No doubt Weyrich would deny that his argument is no different in principle from the demagoguery deployed by the ex-president. Yet he uses the terms "anti-government" and "less government" interchangeably. They are clearly not the same thing. But does Weyrich know it?

After the "Gingrich Revolution" of 1994, conservatives failed to achieve clear and permanent victories. But this could be expected in any case. The enormous power and reach of the federal bureaucracies was not going to be reined in overnight. Nevertheless, it led Weyrich to effectively withdraw from the cause.

Recall his famous 1999 open letter to conservatives, written in the wake of impeachment, which urged true believers to give up the "culture war" as lost and to quarantine themselves from American society and its "alien ideology" of moral relativism.

After Weyrich published the letter, we wrote to Precepts readers that his idea was "based upon a bad premise [and] even if the premise were true, the strategy would fail."

What Weyrich failed to understand, we argued, was that "to a wide extent, the deterioration in the culture turns out to be a political phenomenon.

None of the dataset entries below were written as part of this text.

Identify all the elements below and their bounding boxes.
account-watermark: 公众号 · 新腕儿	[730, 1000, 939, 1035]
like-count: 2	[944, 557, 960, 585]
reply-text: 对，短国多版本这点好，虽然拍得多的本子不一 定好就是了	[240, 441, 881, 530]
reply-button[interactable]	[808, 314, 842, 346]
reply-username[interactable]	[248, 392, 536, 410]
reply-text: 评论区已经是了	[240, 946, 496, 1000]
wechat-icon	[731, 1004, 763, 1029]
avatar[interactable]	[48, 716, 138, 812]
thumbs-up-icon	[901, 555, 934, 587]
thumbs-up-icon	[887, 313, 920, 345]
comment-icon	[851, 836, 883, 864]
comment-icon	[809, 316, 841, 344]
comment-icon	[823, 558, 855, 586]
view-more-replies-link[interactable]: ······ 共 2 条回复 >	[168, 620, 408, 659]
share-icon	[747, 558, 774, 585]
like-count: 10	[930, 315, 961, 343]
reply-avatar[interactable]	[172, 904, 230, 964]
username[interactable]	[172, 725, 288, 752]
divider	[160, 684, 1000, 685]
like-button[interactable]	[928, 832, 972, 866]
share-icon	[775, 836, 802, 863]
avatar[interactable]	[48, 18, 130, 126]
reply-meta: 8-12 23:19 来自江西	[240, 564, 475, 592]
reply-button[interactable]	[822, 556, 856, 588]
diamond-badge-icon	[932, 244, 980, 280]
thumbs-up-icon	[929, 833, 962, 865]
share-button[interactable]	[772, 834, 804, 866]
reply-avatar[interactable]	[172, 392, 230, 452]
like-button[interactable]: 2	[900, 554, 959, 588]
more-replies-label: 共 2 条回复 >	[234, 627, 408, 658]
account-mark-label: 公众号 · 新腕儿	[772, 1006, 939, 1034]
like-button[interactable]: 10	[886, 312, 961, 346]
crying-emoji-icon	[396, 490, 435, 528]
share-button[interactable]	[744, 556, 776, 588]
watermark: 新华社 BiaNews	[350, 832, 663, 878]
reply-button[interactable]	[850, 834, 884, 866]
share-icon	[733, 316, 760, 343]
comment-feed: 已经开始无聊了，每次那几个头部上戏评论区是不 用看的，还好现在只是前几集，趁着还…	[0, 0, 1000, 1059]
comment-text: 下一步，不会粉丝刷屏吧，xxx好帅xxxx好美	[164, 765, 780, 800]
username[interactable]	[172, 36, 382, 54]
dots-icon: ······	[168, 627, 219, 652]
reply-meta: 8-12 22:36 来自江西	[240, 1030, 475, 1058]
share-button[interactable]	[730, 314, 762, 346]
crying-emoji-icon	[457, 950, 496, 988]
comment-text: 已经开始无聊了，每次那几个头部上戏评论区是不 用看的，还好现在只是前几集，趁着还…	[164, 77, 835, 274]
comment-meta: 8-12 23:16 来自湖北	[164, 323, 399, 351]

To abandon politics is to abandon one's fellow citizens — and of course ultimately oneself and ones own family — to the ravages of bad law."

That certainly remains true today, even with a Republican president in the White House and a nominally Republican- controlled House of Representatives. Anti-government rhetoric is no more principled than the blindly pro-government rhetoric of welfare-state liberalism and its successors.

The problem with many conservatives — and Beltway conservatives in particular — is that they do not properly understand the meaning of constitutionalism. Government is necessary. We must have it. The reason is because we are human beings. After all, James Madison wrote, "what is government itself but the profoundest reflection on human nature? If men were angels, no government would be necessary."

We cannot live among ourselves without any rules because we have faults. We get to choose what the rules are, but they must apply to everyone equally. Of course, all of our faults are possessed by the people who run the government. Madison goes on to tell us that, "If Angels were to govern men, neither internal nor external controls upon the government would be necessary."

When we give someone the force of law, we give that person power. That someone is human, so there must be checks on that power. Those checks are provided by the Constitution. One such check is the election. In the words of Lincoln, "ballots, not bullets."

Weyrich writes that "the anti-government forces have never regained the momentum they had before the bombing occurred. Only God knows how far things might have gone had this man-made act of vengeance not interfered with the political forces that had been building for years." The only anti-government forces that lost momentum in the aftermath of the Oklahoma City bombing were such groups as the Michigan Militia — groups that set themselves outside of politics and, to the extent they had any influence at all, were part of the problem.

Evidently, Weyrich cannot make simple distinctions between those who wish to defend the Republic and those who would destroy it. Perhaps it is time for him to give it up, and let the rest of us continue to do the work necessary to save America from all her enemies, foreign and domestic.